Originally Posted by
PAGANE
[QUOTE = Abriekman; 6997124] Имам въпрос. Ако българските турци са се преместили от Алфатар в Украйна, защо са станали българи по фамилии и самоличност или в този случай са били българи? [/ ЦИТАТ]
Dear boy, there are no Turks who have moved to Ukraine. The only Bulgarian population During the Middle Ages the settlement was in a period of prosperity. This area is the center of the Bulgarian kingdom, located between the capitals Pliska and Preslav, and Drustar / in the tenth century Drustar was the Danube residence of the Bulgarian khans and patriarchs /. Remains of a stone fortress in the Kilnik area / military-strategic, administrative and religious center /, medieval settlements and fortresses in the Karaula, Suhata Cheshma areas, as well as a monastic colony along the Kanagyol riverbed - the center of rock monasteries - have been found. dated to the tenth century.

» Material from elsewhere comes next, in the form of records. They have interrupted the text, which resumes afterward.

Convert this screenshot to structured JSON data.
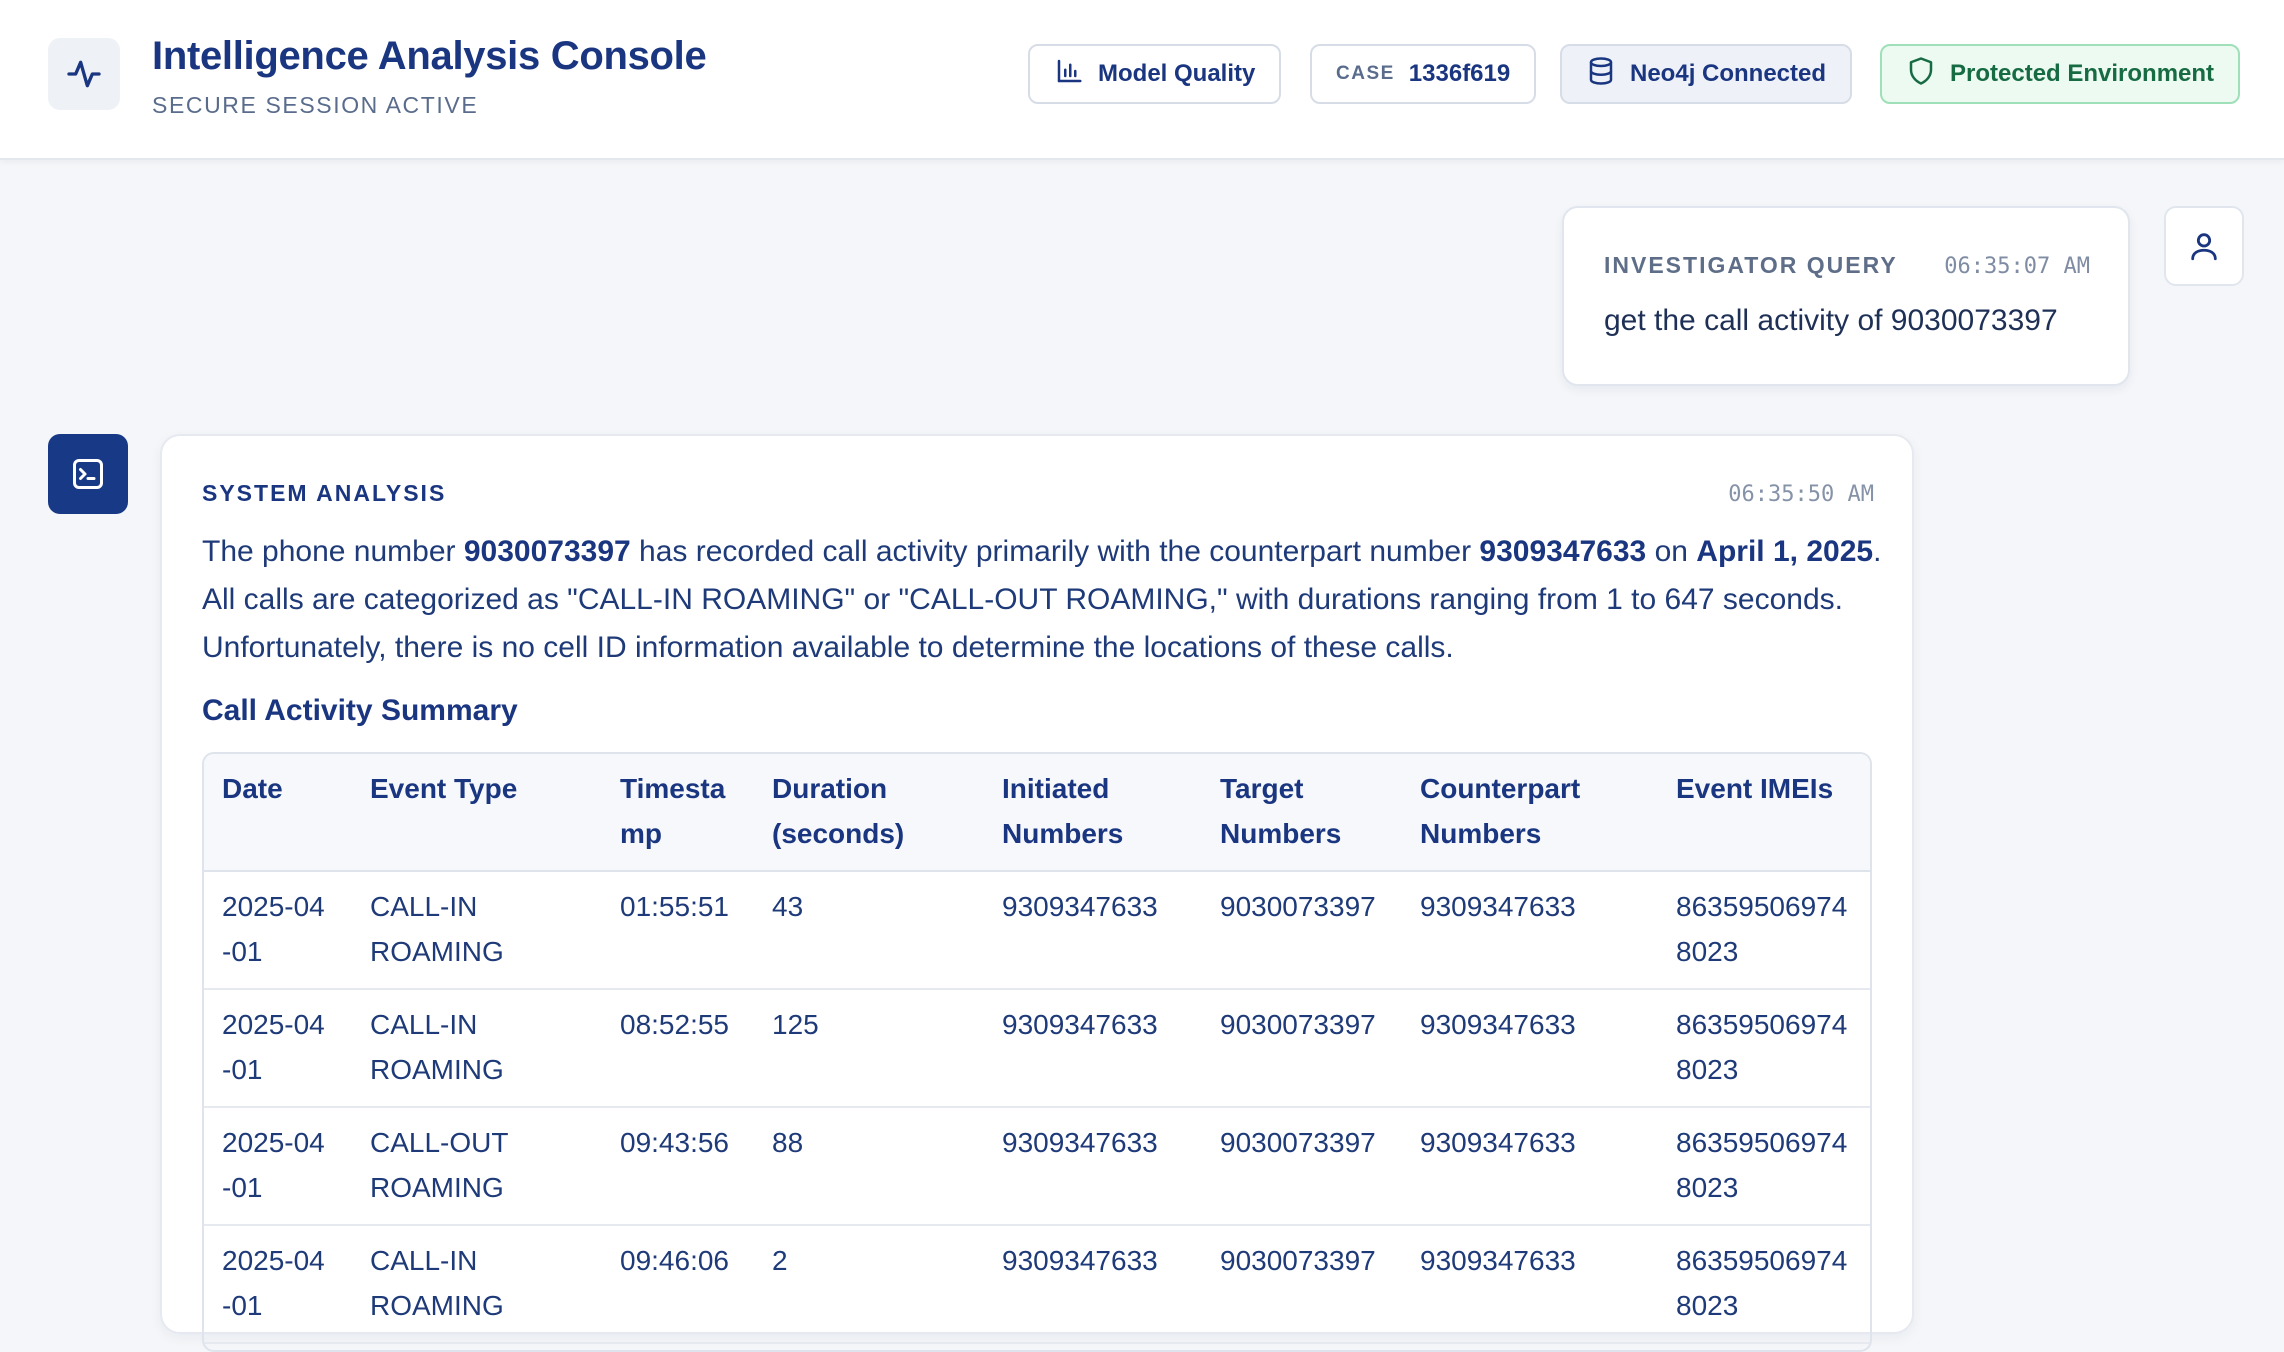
{
  "header": {
    "title": "Intelligence Analysis Console",
    "subtitle": "SECURE SESSION ACTIVE",
    "logo_icon": "activity-pulse-icon",
    "model_quality_label": "Model Quality",
    "case_label": "CASE",
    "case_id": "1336f619",
    "neo4j_label": "Neo4j Connected",
    "protected_label": "Protected Environment"
  },
  "query": {
    "label": "INVESTIGATOR QUERY",
    "time": "06:35:07 AM",
    "text": "get the call activity of 9030073397"
  },
  "response": {
    "label": "SYSTEM ANALYSIS",
    "time": "06:35:50 AM",
    "para": {
      "t1": "The phone number ",
      "b1": "9030073397",
      "t2": " has recorded call activity primarily with the counterpart number ",
      "b2": "9309347633",
      "t3": " on ",
      "b3": "April 1, 2025",
      "t4": ". All calls are categorized as \"CALL-IN ROAMING\" or \"CALL-OUT ROAMING,\" with durations ranging from 1 to 647 seconds. Unfortunately, there is no cell ID information available to determine the locations of these calls."
    },
    "section_title": "Call Activity Summary",
    "table": {
      "headers": [
        "Date",
        "Event Type",
        "Timestamp",
        "Duration (seconds)",
        "Initiated Numbers",
        "Target Numbers",
        "Counterpart Numbers",
        "Event IMEIs"
      ],
      "rows": [
        [
          "2025-04-01",
          "CALL-IN ROAMING",
          "01:55:51",
          "43",
          "9309347633",
          "9030073397",
          "9309347633",
          "863595069748023"
        ],
        [
          "2025-04-01",
          "CALL-IN ROAMING",
          "08:52:55",
          "125",
          "9309347633",
          "9030073397",
          "9309347633",
          "863595069748023"
        ],
        [
          "2025-04-01",
          "CALL-OUT ROAMING",
          "09:43:56",
          "88",
          "9309347633",
          "9030073397",
          "9309347633",
          "863595069748023"
        ],
        [
          "2025-04-01",
          "CALL-IN ROAMING",
          "09:46:06",
          "2",
          "9309347633",
          "9030073397",
          "9309347633",
          "863595069748023"
        ]
      ]
    }
  },
  "colors": {
    "brand": "#1a3680",
    "protected": "#176b43",
    "protected_bg": "#ecfaf1"
  }
}
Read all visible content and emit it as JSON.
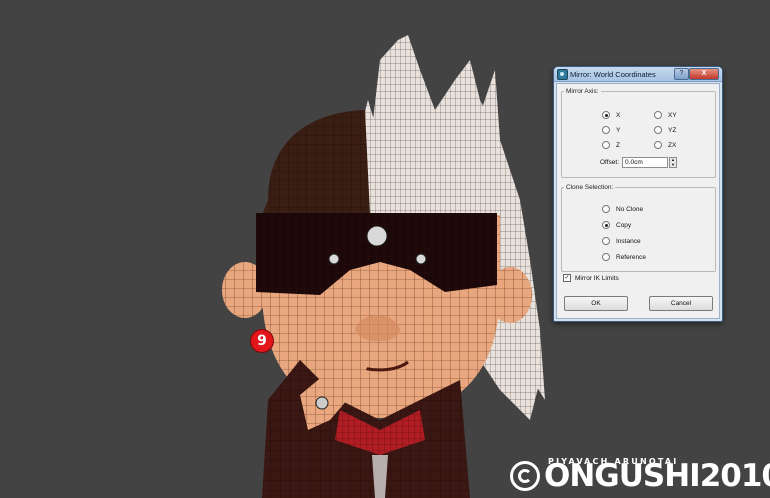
{
  "step_badge": "9",
  "dialog": {
    "title": "Mirror: World Coordinates",
    "help_label": "?",
    "close_label": "X",
    "mirror_axis": {
      "legend": "Mirror Axis:",
      "options": [
        "X",
        "Y",
        "Z",
        "XY",
        "YZ",
        "ZX"
      ],
      "selected": "X",
      "offset_label": "Offset:",
      "offset_value": "0.0cm"
    },
    "clone_selection": {
      "legend": "Clone Selection:",
      "options": [
        "No Clone",
        "Copy",
        "Instance",
        "Reference"
      ],
      "selected": "Copy"
    },
    "mirror_ik_limits": {
      "label": "Mirror IK Limits",
      "checked": true
    },
    "ok_label": "OK",
    "cancel_label": "Cancel"
  },
  "watermark": {
    "author": "PIYAVACH ARUNOTAI",
    "logo_text": "ONGUSHI2010"
  }
}
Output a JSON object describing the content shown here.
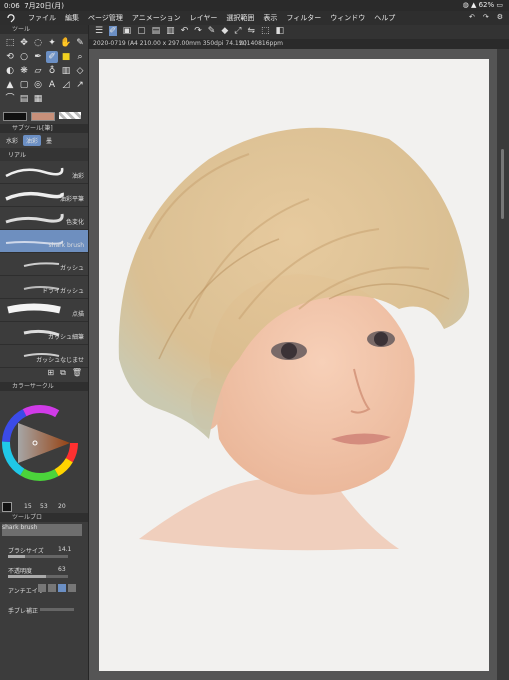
{
  "status": {
    "time": "0:06",
    "date": "7月20日(月)",
    "battery": "62%"
  },
  "menu": {
    "items": [
      "ファイル",
      "編集",
      "ページ管理",
      "アニメーション",
      "レイヤー",
      "選択範囲",
      "表示",
      "フィルター",
      "ウィンドウ",
      "ヘルプ"
    ]
  },
  "tool_panel": {
    "title": "ツール"
  },
  "subtool_panel": {
    "title": "サブツール[筆]",
    "tabs": [
      "水彩",
      "油彩",
      "墨"
    ],
    "group": "リアル",
    "brushes": [
      "油彩",
      "油彩平筆",
      "色変化",
      "shark brush",
      "ガッシュ",
      "ドライガッシュ",
      "点描",
      "ガッシュ細筆",
      "ガッシュなじませ"
    ],
    "selected": "shark brush"
  },
  "color_panel": {
    "title": "カラーサークル",
    "readout": [
      "15",
      "53",
      "20"
    ]
  },
  "tool_property": {
    "title": "ツールプロ",
    "brush_name": "shark brush",
    "brush_size_label": "ブラシサイズ",
    "brush_size_value": "14.1",
    "opacity_label": "不透明度",
    "opacity_value": "63",
    "antialias_label": "アンチエイリ",
    "stabilization_label": "手ブレ補正"
  },
  "document": {
    "tab1": "2020-0719 (A4 210.00 x 297.00mm 350dpi 74.1%)",
    "tab2": "20140816ppm"
  },
  "colors": {
    "main": "#101010",
    "sub": "#c8907a",
    "accent": "#6b8fc4"
  }
}
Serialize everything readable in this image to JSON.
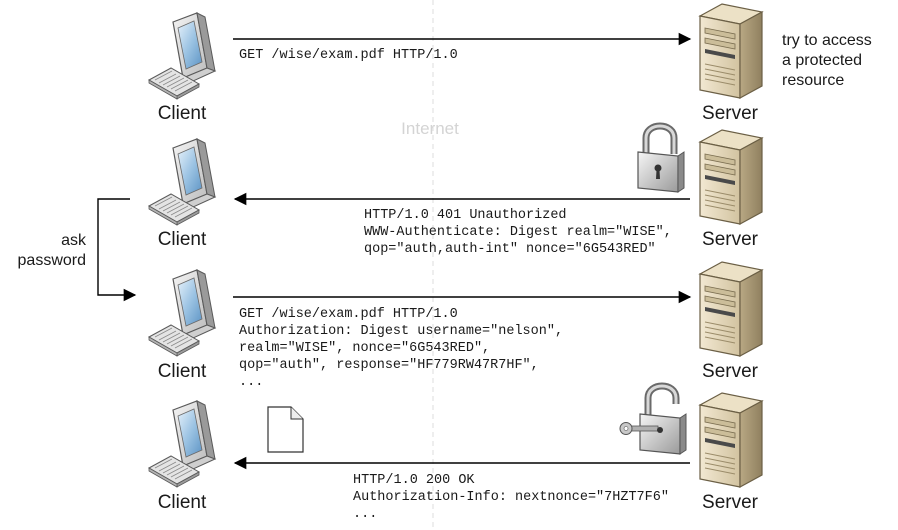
{
  "labels": {
    "client": "Client",
    "server": "Server",
    "internet": "Internet"
  },
  "notes": {
    "server_note": [
      "try to access",
      "a protected",
      "resource"
    ],
    "client_note": [
      "ask",
      "password"
    ]
  },
  "messages": {
    "m1": [
      "GET /wise/exam.pdf HTTP/1.0"
    ],
    "m2": [
      "HTTP/1.0 401 Unauthorized",
      "WWW-Authenticate: Digest realm=\"WISE\",",
      "qop=\"auth,auth-int\" nonce=\"6G543RED\""
    ],
    "m3": [
      "GET /wise/exam.pdf HTTP/1.0",
      "Authorization: Digest username=\"nelson\",",
      "realm=\"WISE\", nonce=\"6G543RED\",",
      "qop=\"auth\", response=\"HF779RW47R7HF\",",
      "..."
    ],
    "m4": [
      "HTTP/1.0 200 OK",
      "Authorization-Info: nextnonce=\"7HZT7F6\"",
      "..."
    ]
  },
  "icons": {
    "client": "computer-icon",
    "server": "server-tower-icon",
    "lock_closed": "padlock-icon",
    "lock_open": "unlocked-padlock-with-key-icon",
    "document": "document-icon"
  }
}
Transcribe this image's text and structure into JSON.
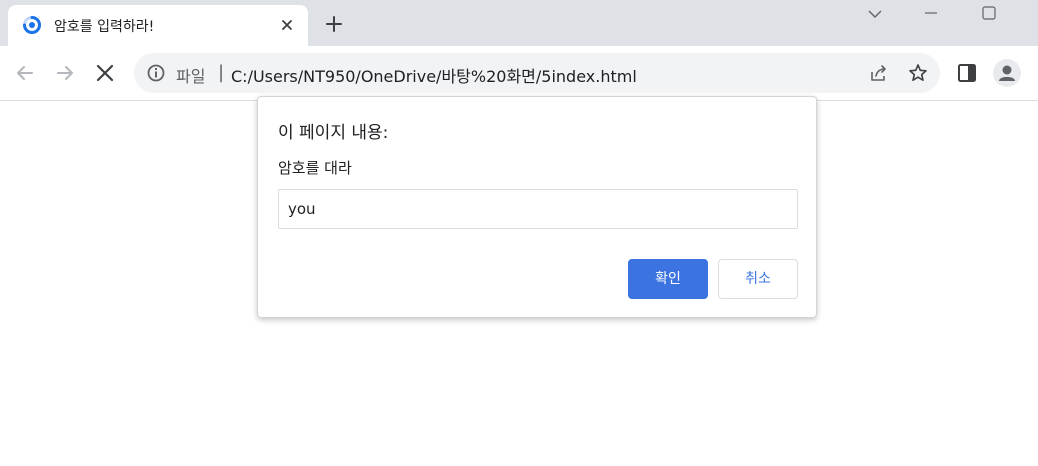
{
  "tab": {
    "title": "암호를 입력하라!",
    "favicon": "loading-spinner-icon"
  },
  "toolbar": {
    "back_icon": "arrow-left-icon",
    "forward_icon": "arrow-right-icon",
    "stop_icon": "close-icon"
  },
  "omnibox": {
    "chip_label": "파일",
    "separator": "|",
    "url": "C:/Users/NT950/OneDrive/바탕%20화면/5index.html"
  },
  "dialog": {
    "title": "이 페이지 내용:",
    "message": "암호를 대라",
    "input_value": "you",
    "ok_label": "확인",
    "cancel_label": "취소"
  },
  "colors": {
    "tabstrip_bg": "#dee1e6",
    "omnibox_bg": "#f1f3f4",
    "accent": "#3b74e0"
  }
}
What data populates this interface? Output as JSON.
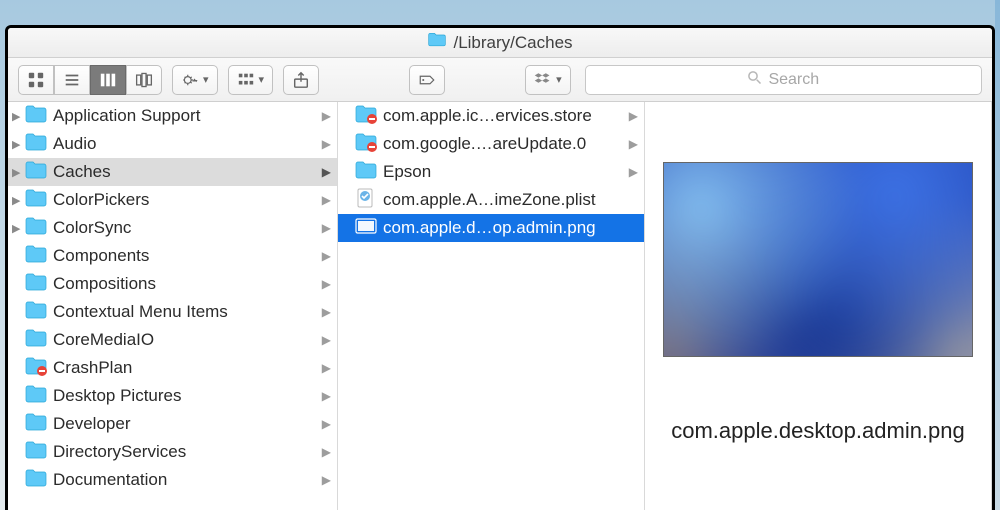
{
  "title": "/Library/Caches",
  "search_placeholder": "Search",
  "col1": [
    {
      "name": "Application Support",
      "type": "folder",
      "hasParent": true
    },
    {
      "name": "Audio",
      "type": "folder",
      "hasParent": true
    },
    {
      "name": "Caches",
      "type": "folder",
      "hasParent": true,
      "selected": true
    },
    {
      "name": "ColorPickers",
      "type": "folder",
      "hasParent": true
    },
    {
      "name": "ColorSync",
      "type": "folder",
      "hasParent": true
    },
    {
      "name": "Components",
      "type": "folder",
      "hasParent": false
    },
    {
      "name": "Compositions",
      "type": "folder",
      "hasParent": false
    },
    {
      "name": "Contextual Menu Items",
      "type": "folder",
      "hasParent": false
    },
    {
      "name": "CoreMediaIO",
      "type": "folder",
      "hasParent": false
    },
    {
      "name": "CrashPlan",
      "type": "folder-restricted",
      "hasParent": false
    },
    {
      "name": "Desktop Pictures",
      "type": "folder",
      "hasParent": false
    },
    {
      "name": "Developer",
      "type": "folder",
      "hasParent": false
    },
    {
      "name": "DirectoryServices",
      "type": "folder",
      "hasParent": false
    },
    {
      "name": "Documentation",
      "type": "folder",
      "hasParent": false
    }
  ],
  "col2": [
    {
      "name": "com.apple.ic…ervices.store",
      "type": "folder-restricted"
    },
    {
      "name": "com.google.…areUpdate.0",
      "type": "folder-restricted"
    },
    {
      "name": "Epson",
      "type": "folder",
      "expandable": true
    },
    {
      "name": "com.apple.A…imeZone.plist",
      "type": "plist"
    },
    {
      "name": "com.apple.d…op.admin.png",
      "type": "png",
      "selected": true
    }
  ],
  "preview": {
    "filename": "com.apple.desktop.admin.png"
  },
  "colors": {
    "selection_blue": "#1473e6",
    "folder_blue": "#5ec9f7"
  }
}
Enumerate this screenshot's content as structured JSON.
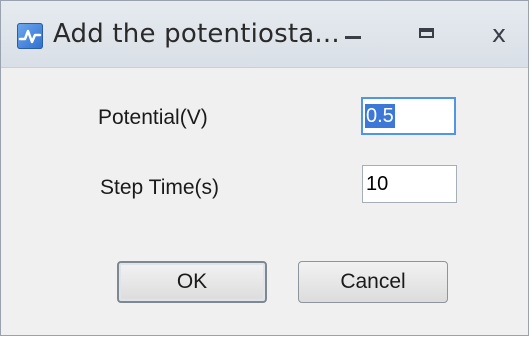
{
  "window": {
    "title": "Add the potentiosta...",
    "close_glyph": "x",
    "icon": "waveform-icon"
  },
  "form": {
    "potential_label": "Potential(V)",
    "potential_value": "0.5",
    "step_time_label": "Step Time(s)",
    "step_time_value": "10"
  },
  "buttons": {
    "ok_label": "OK",
    "cancel_label": "Cancel"
  },
  "colors": {
    "accent": "#3b78d8",
    "focus_border": "#4f97e6"
  }
}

For the epoch of the Second Bulgarian Kingdom in this region there are no serious methodological researches.
According to incompletely confirmed data at the beginning of the Ottoman expansion, the village had more than 700 houses. The earliest document / from 1573-1574 / shows that the population is purely Bulgarian. As such, it is preserved until the Liberation. During the second half of the 15th-17th centuries, significant demographic changes took place in Dobrogea. As a result of the Russo-Turkish War of 1768-1774, many Bulgarian villages in these lands changed their appearance. Some of the inhabitants of this region emigrated to Russia and Wallachia
In August 1773, during the war, 400 families from the village emigrated to the Russian Empire. The following year, they founded the village of Olshanka in the lands designated for the then-emerging Bug Cossack Army. Disappointed with the barren lands, many Bulgarians decided to return to their homeland, but were repressed and forced to stay in Olshanka. After the Russo-Turkish War of 1828-1829, settlers from Sliven and Yambol settled in Alfatar. At the time of the liberation from Turkish rule it had 2,039 inhabitants and was among the largest villages in Dobrudzha.